A Dead Party
The California Republican Party is dead and buried in the ground.
In a year when control of the Senate hangs in the balance—a year in which both parties are competing feverishly for every advantage—California’s seat is up for grabs. Senator Barbara Boxer, a Democrat who was first elected to the Senate in 1992, is retiring.
But instead of a contest between a Democrat and a Republican in the state that once saw some of the most intensely partisan and politically engaged Senate races in the country, the fight to fill Boxer’s seat will be between two Democrats.
Under California’s nonpartisan “blanket primary” law, which was enacted by the voters in 2010, Tuesday’s Senate primary ballot featured all the candidates on one list. Democrats, Republicans, and several dozen third-party and independent candidates competed against one another in a race where only the top two finishers could earn a place on the November ballot.

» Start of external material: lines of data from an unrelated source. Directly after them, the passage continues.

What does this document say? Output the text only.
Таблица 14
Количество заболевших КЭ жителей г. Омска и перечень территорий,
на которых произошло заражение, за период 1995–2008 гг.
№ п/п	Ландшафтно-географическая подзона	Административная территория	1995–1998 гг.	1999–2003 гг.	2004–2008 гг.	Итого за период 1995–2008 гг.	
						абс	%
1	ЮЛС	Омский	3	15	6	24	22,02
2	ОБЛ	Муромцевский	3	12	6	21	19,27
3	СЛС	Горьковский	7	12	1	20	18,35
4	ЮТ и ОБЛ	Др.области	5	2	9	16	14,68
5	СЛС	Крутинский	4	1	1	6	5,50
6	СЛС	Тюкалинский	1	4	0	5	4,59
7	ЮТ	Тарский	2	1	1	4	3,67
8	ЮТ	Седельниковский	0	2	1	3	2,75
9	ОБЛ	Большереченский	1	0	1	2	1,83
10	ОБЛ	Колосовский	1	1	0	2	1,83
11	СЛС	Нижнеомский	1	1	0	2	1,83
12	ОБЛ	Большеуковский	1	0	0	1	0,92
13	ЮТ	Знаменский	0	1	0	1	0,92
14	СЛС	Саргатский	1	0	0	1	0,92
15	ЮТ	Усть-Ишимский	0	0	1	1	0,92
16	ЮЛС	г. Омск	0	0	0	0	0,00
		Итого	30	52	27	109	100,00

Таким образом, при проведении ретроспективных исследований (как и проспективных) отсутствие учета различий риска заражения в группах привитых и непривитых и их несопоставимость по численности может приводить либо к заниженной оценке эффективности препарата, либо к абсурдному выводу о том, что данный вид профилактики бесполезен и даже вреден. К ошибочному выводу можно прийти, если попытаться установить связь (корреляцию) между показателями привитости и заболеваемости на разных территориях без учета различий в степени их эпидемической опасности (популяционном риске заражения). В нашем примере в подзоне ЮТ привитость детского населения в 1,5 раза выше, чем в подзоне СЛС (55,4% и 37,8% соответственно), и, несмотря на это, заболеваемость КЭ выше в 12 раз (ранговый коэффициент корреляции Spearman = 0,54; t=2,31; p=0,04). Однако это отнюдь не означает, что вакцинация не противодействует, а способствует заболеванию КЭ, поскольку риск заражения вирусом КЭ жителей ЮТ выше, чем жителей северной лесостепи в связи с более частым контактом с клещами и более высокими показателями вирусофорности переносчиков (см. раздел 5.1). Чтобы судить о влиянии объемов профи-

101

That would not have been much of a challenge for a functional Republican Party. But it was an insurmountable challenge for the California Republican Party. Several GOP contenders hit the campaign trail, but none of them got anywhere close to being competitive. They simply split a minority of the vote and languished in single digits.
To be fair, the blanket primary law is pure Third Way bullshit, designed to make sure that reasonable moderates acceptable to elites are elected so that, in precisely this situation, Republicans can have a conservative Democrat to vote for, even though her own party doesn’t want Sanchez to be in the November election. But this situation also shows just how dead California Republicans have come. And given the reasons for that (thanks Pete Wilson!) and the changing demographics of the United States, this could happen in more states if the Republicans continue their ever more intense commitment to white supremacy. Now, that will reinforce the party in some states, but Kansas and Idaho does not a successful party make.
But in the short term, Trump should totally try to win California. Please expend as many resources as possible there. As a Democrat, I am very scared of this possibility!